CV NEWS FEED // Pro-abortion activists are debating the best strategic approach for their Missouri abortion ballot initiative to “withstand legal challenges,” appeal to conservative voters, and grant the most “expansive access” to abortion in the pro-life state, according to a report from the Associated Press (AP News).
The main strategy currently under debate among the pro-abortion ballot supporters is “whether to include a provision that would allow the state to regulate abortions after the fetus is viable, a concession supporters of the language say will be needed to persuade voters in the conservative state,” AP News reported on January 16:
Missouri has found itself in the center of the national debate over the issue as abortion-rights groups have split over which of 11 versions of a measure to support for the ballot.
The petitions have been tied up in court for months after being challenged by Republican Secretary of State Jay Ashcroft.
Mallory Schwarz, Executive director of Abortion Action Missouri said, “We have to consider both what is politically possible and also look at why that is possible in that moment.”
National Campaigns Director of Planned Parenthood Action Fund Sarah Standiford echoed Schwarz, highlighting that their strategy “must balance their desire for the most expansive access with proposals that can withstand legal challenges and qualify for the ballot,” AP News reported.
Standiford said this strategy “may ultimately advance a policy that is far short of the ideal.”

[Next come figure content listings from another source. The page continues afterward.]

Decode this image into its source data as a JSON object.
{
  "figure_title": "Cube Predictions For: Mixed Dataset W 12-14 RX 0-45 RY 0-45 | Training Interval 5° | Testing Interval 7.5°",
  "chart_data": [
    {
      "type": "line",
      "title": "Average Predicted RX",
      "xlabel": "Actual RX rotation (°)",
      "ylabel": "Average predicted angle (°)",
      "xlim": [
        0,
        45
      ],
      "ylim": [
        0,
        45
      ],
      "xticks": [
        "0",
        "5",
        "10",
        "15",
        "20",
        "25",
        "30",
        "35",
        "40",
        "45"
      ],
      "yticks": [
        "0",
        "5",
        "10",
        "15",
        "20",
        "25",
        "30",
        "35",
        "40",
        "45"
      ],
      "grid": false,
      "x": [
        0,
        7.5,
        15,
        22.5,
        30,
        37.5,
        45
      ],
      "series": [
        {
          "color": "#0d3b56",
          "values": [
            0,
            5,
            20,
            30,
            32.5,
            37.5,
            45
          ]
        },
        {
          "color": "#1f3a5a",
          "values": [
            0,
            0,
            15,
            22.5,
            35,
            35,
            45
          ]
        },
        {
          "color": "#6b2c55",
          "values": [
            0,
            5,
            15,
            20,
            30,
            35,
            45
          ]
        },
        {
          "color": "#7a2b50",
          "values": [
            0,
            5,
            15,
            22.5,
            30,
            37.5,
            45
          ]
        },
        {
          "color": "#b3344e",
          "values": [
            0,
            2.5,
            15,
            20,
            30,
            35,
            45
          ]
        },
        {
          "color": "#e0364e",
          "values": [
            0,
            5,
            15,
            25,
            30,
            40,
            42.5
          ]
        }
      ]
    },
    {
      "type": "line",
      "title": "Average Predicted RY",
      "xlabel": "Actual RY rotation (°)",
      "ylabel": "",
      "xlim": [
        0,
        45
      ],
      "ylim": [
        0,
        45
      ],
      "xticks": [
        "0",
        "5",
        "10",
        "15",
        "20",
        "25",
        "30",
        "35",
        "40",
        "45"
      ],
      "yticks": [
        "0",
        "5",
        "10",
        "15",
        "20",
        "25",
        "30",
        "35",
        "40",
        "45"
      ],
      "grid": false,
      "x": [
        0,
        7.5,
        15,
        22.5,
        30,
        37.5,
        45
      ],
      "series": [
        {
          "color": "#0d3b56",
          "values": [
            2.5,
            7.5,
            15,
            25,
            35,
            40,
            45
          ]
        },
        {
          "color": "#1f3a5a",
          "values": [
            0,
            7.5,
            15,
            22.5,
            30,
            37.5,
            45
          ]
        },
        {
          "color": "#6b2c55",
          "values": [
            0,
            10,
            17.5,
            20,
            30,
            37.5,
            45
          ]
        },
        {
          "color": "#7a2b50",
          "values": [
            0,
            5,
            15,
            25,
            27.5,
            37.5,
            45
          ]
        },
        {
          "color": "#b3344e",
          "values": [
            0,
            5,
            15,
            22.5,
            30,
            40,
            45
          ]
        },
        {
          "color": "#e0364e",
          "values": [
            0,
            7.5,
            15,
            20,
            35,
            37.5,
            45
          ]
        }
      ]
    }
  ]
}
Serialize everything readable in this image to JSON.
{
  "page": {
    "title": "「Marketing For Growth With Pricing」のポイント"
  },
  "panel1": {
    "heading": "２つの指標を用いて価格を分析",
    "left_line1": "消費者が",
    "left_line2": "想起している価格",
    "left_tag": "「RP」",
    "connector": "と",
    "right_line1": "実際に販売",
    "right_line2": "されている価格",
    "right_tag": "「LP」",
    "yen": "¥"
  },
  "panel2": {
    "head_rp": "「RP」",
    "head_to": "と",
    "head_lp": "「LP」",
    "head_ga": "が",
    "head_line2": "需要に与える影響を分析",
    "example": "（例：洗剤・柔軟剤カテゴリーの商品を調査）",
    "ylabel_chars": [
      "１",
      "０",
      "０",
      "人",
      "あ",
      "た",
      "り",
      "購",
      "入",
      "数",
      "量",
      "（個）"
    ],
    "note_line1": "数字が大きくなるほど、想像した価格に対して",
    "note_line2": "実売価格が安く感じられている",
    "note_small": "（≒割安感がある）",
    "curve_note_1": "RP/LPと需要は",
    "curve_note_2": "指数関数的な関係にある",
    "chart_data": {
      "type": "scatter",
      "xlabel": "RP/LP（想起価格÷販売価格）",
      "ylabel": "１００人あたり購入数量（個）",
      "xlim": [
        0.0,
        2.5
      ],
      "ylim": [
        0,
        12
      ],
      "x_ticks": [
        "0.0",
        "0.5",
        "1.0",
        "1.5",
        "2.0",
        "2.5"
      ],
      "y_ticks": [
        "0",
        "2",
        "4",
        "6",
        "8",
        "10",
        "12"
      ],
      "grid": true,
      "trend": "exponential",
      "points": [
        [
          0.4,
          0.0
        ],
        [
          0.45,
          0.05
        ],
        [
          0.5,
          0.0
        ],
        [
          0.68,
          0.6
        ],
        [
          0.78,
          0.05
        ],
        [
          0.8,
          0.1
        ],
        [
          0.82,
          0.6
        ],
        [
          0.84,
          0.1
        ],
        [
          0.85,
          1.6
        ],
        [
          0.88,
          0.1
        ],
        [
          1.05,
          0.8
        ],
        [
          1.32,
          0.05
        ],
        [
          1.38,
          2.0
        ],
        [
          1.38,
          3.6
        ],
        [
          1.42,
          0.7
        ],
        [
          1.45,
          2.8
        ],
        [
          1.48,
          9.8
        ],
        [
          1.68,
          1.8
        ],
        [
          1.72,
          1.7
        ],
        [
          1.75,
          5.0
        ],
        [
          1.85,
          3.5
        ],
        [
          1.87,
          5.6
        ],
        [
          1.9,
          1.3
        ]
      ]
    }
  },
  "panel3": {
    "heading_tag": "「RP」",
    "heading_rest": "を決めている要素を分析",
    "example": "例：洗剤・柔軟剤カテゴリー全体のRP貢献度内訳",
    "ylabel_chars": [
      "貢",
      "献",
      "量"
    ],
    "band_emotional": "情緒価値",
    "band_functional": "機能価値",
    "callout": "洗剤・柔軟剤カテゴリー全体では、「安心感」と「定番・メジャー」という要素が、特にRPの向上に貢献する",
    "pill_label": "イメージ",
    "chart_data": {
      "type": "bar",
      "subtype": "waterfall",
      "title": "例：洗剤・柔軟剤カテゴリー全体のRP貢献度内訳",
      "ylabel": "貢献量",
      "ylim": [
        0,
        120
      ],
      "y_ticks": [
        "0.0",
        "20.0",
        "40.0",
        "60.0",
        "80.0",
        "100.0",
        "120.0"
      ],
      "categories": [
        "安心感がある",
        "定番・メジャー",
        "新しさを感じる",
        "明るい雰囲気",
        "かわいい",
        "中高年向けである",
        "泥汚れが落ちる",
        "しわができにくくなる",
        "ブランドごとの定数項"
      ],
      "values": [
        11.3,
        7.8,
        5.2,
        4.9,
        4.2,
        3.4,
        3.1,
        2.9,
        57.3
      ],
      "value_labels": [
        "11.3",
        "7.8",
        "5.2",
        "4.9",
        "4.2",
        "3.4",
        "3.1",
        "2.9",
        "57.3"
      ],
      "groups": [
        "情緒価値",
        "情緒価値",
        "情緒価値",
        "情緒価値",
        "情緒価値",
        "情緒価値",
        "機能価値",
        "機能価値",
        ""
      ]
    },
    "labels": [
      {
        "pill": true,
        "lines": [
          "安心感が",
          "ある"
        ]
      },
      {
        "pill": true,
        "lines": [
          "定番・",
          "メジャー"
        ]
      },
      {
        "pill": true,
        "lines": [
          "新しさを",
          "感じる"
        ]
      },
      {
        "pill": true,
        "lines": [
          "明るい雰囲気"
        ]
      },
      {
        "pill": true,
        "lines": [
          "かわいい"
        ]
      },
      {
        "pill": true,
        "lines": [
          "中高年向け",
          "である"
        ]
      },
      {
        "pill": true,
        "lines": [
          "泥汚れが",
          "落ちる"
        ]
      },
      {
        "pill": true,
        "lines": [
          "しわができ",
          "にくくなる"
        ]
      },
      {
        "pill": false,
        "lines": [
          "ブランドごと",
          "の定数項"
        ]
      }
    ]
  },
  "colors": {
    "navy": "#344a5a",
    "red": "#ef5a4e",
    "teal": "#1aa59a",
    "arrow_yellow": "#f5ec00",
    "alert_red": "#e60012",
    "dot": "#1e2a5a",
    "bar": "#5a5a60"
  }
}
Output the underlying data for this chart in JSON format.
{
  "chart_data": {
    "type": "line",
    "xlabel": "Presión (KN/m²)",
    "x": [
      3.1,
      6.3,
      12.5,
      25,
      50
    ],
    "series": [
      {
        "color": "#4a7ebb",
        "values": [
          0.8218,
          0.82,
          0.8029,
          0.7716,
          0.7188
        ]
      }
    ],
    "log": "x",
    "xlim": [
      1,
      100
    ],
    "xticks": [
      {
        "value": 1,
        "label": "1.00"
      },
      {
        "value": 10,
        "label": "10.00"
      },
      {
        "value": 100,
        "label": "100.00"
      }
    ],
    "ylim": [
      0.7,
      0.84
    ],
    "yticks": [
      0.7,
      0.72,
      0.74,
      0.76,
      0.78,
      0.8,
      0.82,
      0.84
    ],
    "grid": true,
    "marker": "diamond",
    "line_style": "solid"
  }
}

Pro-abortion Republican Jamie Corley proposed another pro-abortion ballot initiative that “would allow abortions up to 12 weeks into pregnancy and include exceptions for rape, incest or to protect the life of the mother until viability,” arguing that those restrictions would be “feasible to pass in Missouri,” AP News reported.
“Pro-life, anti-abortion voters, a lot of them are still OK with legal but limited access,” Corley said.
A similar strategy was used to pass the pro-abortion Issue 1 ballot in Ohio, which enshrined a right to abortion in the state constitution in November of 2023. Although pro-abortion supporters argued that Issue 1 limited abortion access after fetal viability, pro-life advocates heavily criticized Issue 1 for its vague terminology.
The debate is not limited to Missouri, but it has been “especially sharp” in that state, “where dueling strategies have complicated efforts to push ahead with a ballot measure seeking to reinstate the right to abortion,” AP News added.
“The divisions are most acute in Republican-leaning or closely divided states, where some worry that failing to include limits related to viability will sink the measures,” AP News reported.
In Florida, a ballot measure campaign including a viability measure recently reached the requirements for appearing on the upcoming ballot. The group Floridians Protecting Freedom director Lauren Brenzel has led the promotion of the campaign.
AP News reported that Brenzel “said viability has not been a major focus in conversations around ballot measure language in a state that currently bans the procedure after six weeks of pregnancy.”
“Viability is the framework that Florida had used until the legislators started passing abortion bans,” Brenzel said. “What we know is that voters understand this, and we see it as clear and concise language that matches with what the standard was in Florida for a long time.”